Ich frage mich ernsthaft, wo Ihre Bestrebungen sind, den Wohnungsbau an den Stellen voranzutreiben, an denen es auch einmal schwierig werden kann.

(Klaus-Peter Hesse CDU: Reiner Populis- mus!)

Sie halten Ihr Fähnchen in den Wind. Das ist Populismus pur, Hauptsache Wählerstimmen, egal, was hinterher kommt. So kann Politik nicht funktionieren.

(Beifall bei der CDU)

(Jan Quast)

Kommen wir zur SAGA, da gab es Defizite. Aber schauen Sie sich doch einmal die Altbestände der SAGA an, beispielsweise wieder in Wilhelmsburg. Wir haben im Weltquartier rund 800 Wohneinheiten, die bisher überhaupt nicht energetisch saniert wurden. Das waren kleine Ein- bis Dreizimmerwohnungen, die den Familien vor Ort nicht mehr gerecht wurden. Sie müssen einmal überlegen, was passiert wäre, wenn die Gelder, die dort in nicht unerheblicher Höhe in Sanierungen investiert wurden, stattdessen in Neubauten geflossen wären. Die Wohnungen vor Ort hätten sich nicht verändert und wir hätten ein weiteres soziales Problem. Bei der Abwägung der Möglichkeiten, die die Stadt und das Wohnungsbauunternehmen SAGA hat,

(Andy Grote SPD: Sie sollen das nicht ge- geneinander ausspielen! Es wäre beides möglich gewesen, das wissen Sie genau!)

ist es meines Erachtens notwendig, Herr Grote, auch solchen Entwicklungen entgegenzutreten. Es war wichtig, diese Wohnungen umzubauen und zu sanieren, damit sich Familien dort wohlfühlen und wir diesen Stadtteil wieder auf den Weg bringen, auf den er gehört: den Weg in eine gute Zukunft und nicht den Weg auf den absteigenden Ast,

(Andy Grote SPD: Mit Christoph Ahlhaus!)

den die SPD immer wieder gehen möchte. Es ist immer das gleiche Gejammer. Ihnen ist egal, was in den sozial schwachen Stadtteilen passiert,

(Dr. Andreas Dressel SPD: Das müssen Sie nun gerade sagen!)
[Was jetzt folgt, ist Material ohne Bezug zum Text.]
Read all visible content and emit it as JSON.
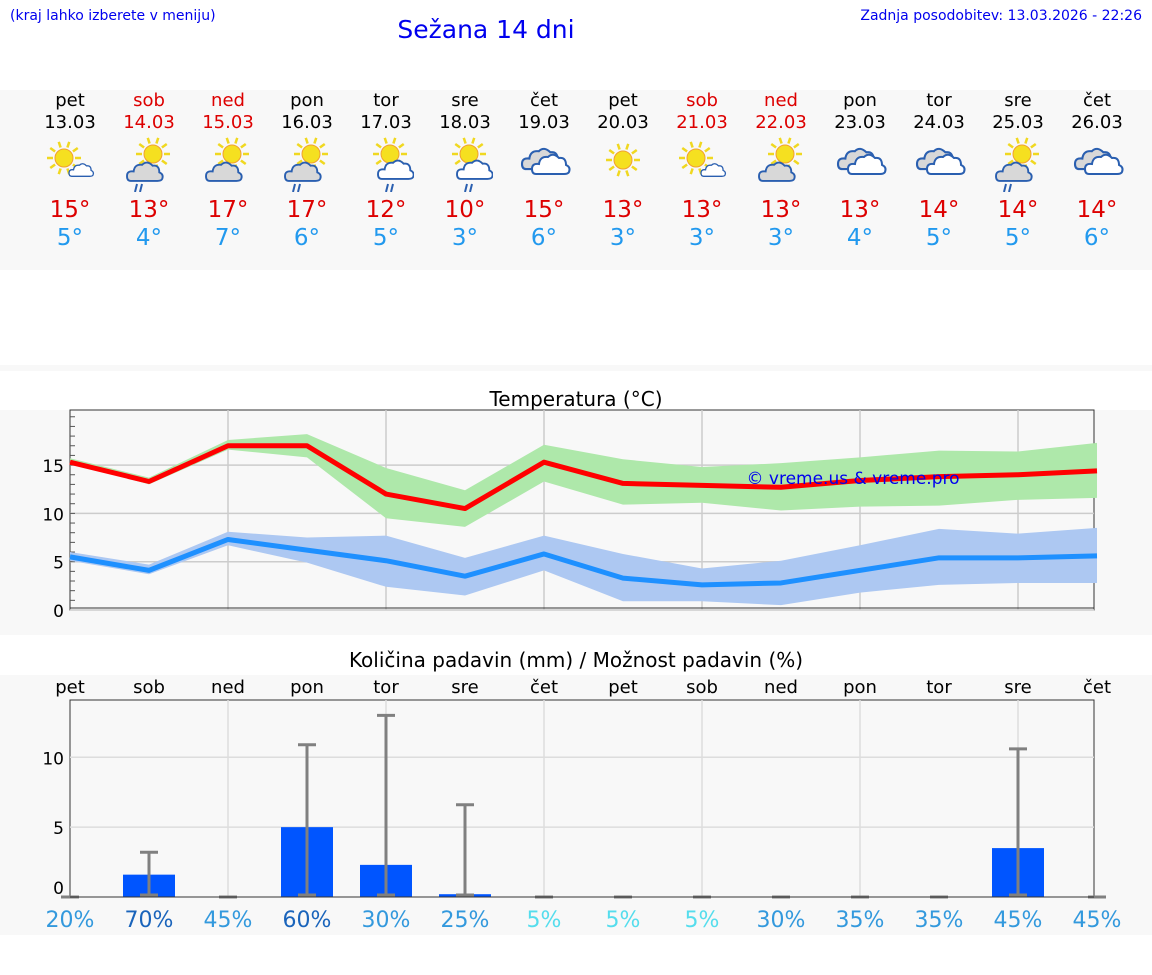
{
  "header": {
    "hint": "(kraj lahko izberete v meniju)",
    "title": "Sežana 14 dni",
    "updated": "Zadnja posodobitev: 13.03.2026 - 22:26"
  },
  "days": [
    {
      "name": "pet",
      "date": "13.03",
      "weekend": false,
      "icon": "sun-small-cloud",
      "max": "15°",
      "min": "5°"
    },
    {
      "name": "sob",
      "date": "14.03",
      "weekend": true,
      "icon": "sun-grey-cloud-rain",
      "max": "13°",
      "min": "4°"
    },
    {
      "name": "ned",
      "date": "15.03",
      "weekend": true,
      "icon": "sun-grey-cloud",
      "max": "17°",
      "min": "7°"
    },
    {
      "name": "pon",
      "date": "16.03",
      "weekend": false,
      "icon": "sun-grey-cloud-rain",
      "max": "17°",
      "min": "6°"
    },
    {
      "name": "tor",
      "date": "17.03",
      "weekend": false,
      "icon": "sun-white-cloud-rain",
      "max": "12°",
      "min": "5°"
    },
    {
      "name": "sre",
      "date": "18.03",
      "weekend": false,
      "icon": "sun-white-cloud-rain",
      "max": "10°",
      "min": "3°"
    },
    {
      "name": "čet",
      "date": "19.03",
      "weekend": false,
      "icon": "clouds",
      "max": "15°",
      "min": "6°"
    },
    {
      "name": "pet",
      "date": "20.03",
      "weekend": false,
      "icon": "sun",
      "max": "13°",
      "min": "3°"
    },
    {
      "name": "sob",
      "date": "21.03",
      "weekend": true,
      "icon": "sun-small-cloud",
      "max": "13°",
      "min": "3°"
    },
    {
      "name": "ned",
      "date": "22.03",
      "weekend": true,
      "icon": "sun-grey-cloud",
      "max": "13°",
      "min": "3°"
    },
    {
      "name": "pon",
      "date": "23.03",
      "weekend": false,
      "icon": "clouds",
      "max": "13°",
      "min": "4°"
    },
    {
      "name": "tor",
      "date": "24.03",
      "weekend": false,
      "icon": "clouds",
      "max": "14°",
      "min": "5°"
    },
    {
      "name": "sre",
      "date": "25.03",
      "weekend": false,
      "icon": "sun-grey-cloud-rain",
      "max": "14°",
      "min": "5°"
    },
    {
      "name": "čet",
      "date": "26.03",
      "weekend": false,
      "icon": "clouds",
      "max": "14°",
      "min": "6°"
    }
  ],
  "chart_data": [
    {
      "type": "line",
      "title": "Temperatura (°C)",
      "ylim": [
        0,
        20.7
      ],
      "yticks": [
        "0",
        "5",
        "10",
        "15"
      ],
      "watermark": "© vreme.us & vreme.pro",
      "series": [
        {
          "name": "max",
          "color": "#ff0000",
          "values": [
            15.3,
            13.3,
            17,
            17,
            12,
            10.5,
            15.3,
            13.1,
            12.9,
            12.7,
            13.4,
            13.8,
            14,
            14.4
          ],
          "band_low": [
            15.3,
            13,
            16.6,
            15.8,
            9.5,
            8.6,
            13.3,
            10.9,
            11.1,
            10.3,
            10.7,
            10.8,
            11.4,
            11.6
          ],
          "band_high": [
            15.7,
            13.7,
            17.6,
            18.2,
            14.7,
            12.4,
            17.1,
            15.6,
            14.8,
            15.2,
            15.8,
            16.5,
            16.4,
            17.3
          ],
          "band_color": "#aee8aa"
        },
        {
          "name": "min",
          "color": "#1e90ff",
          "values": [
            5.5,
            4.1,
            7.3,
            6.2,
            5.1,
            3.5,
            5.8,
            3.3,
            2.6,
            2.8,
            4.1,
            5.4,
            5.4,
            5.6
          ],
          "band_low": [
            5.1,
            3.7,
            6.7,
            4.9,
            2.4,
            1.5,
            4.1,
            0.9,
            0.9,
            0.5,
            1.8,
            2.6,
            2.8,
            2.8
          ],
          "band_high": [
            6,
            4.7,
            8.1,
            7.5,
            7.7,
            5.4,
            7.7,
            5.8,
            4.3,
            5.1,
            6.7,
            8.4,
            7.9,
            8.5
          ],
          "band_color": "#adc8f2"
        }
      ]
    },
    {
      "type": "bar",
      "title": "Količina padavin (mm) / Možnost padavin (%)",
      "ylim": [
        0,
        14.1
      ],
      "yticks": [
        "0",
        "5",
        "10"
      ],
      "categories": [
        "pet",
        "sob",
        "ned",
        "pon",
        "tor",
        "sre",
        "čet",
        "pet",
        "sob",
        "ned",
        "pon",
        "tor",
        "sre",
        "čet"
      ],
      "values": [
        0,
        1.6,
        0,
        5.0,
        2.3,
        0.2,
        0,
        0,
        0,
        0,
        0,
        0,
        3.5,
        0
      ],
      "err_max": [
        0,
        3.2,
        0,
        10.9,
        13.0,
        6.6,
        0,
        0,
        0,
        0,
        0,
        0,
        10.6,
        0
      ],
      "probability": [
        "20%",
        "70%",
        "45%",
        "60%",
        "30%",
        "25%",
        "5%",
        "5%",
        "5%",
        "30%",
        "35%",
        "35%",
        "45%",
        "45%"
      ],
      "prob_values": [
        20,
        70,
        45,
        60,
        30,
        25,
        5,
        5,
        5,
        30,
        35,
        35,
        45,
        45
      ],
      "bar_color": "#0055ff"
    }
  ]
}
Hauptsache, Sie ziehen Ihre Politik durch.

(Beifall bei der CDU)

Unmittelbar mit dem Wohnungsbau hängt die Diskussion über die BSU zusammen. Da stellt sich die SPD doch nun allen Ernstes hin und will ein Projekt, das innerhalb des Vorhabens "Sprung über die Elbe" eine ganz wesentliche Ankerfunktion hat, nämlich den Neubau der BSU im Kernbereich der Wilhelmsburger Elbinsel, die Sie 40 Jahre vernachlässigt haben, fallen lassen.

(Zurufe von der SPD: Wie viele Wohnungen werden denn da entstehen? Wie viele Woh- nungen sind denn da drin in der BSU?)

Diese Entwicklung wollen Sie den Wilhelmsburgern absprechen. Sie werden erklären müssen, warum Sie diesen Stadtteil schon bevor Sie möglicherweise die Macht übernehmen abschreiben. Das werden Sie den Wählerinnen und Wählern, auf die Sie schielen, in irgendeiner Art und Weise erklären müssen und das werden Sie nicht können; das wissen Sie bereits heute.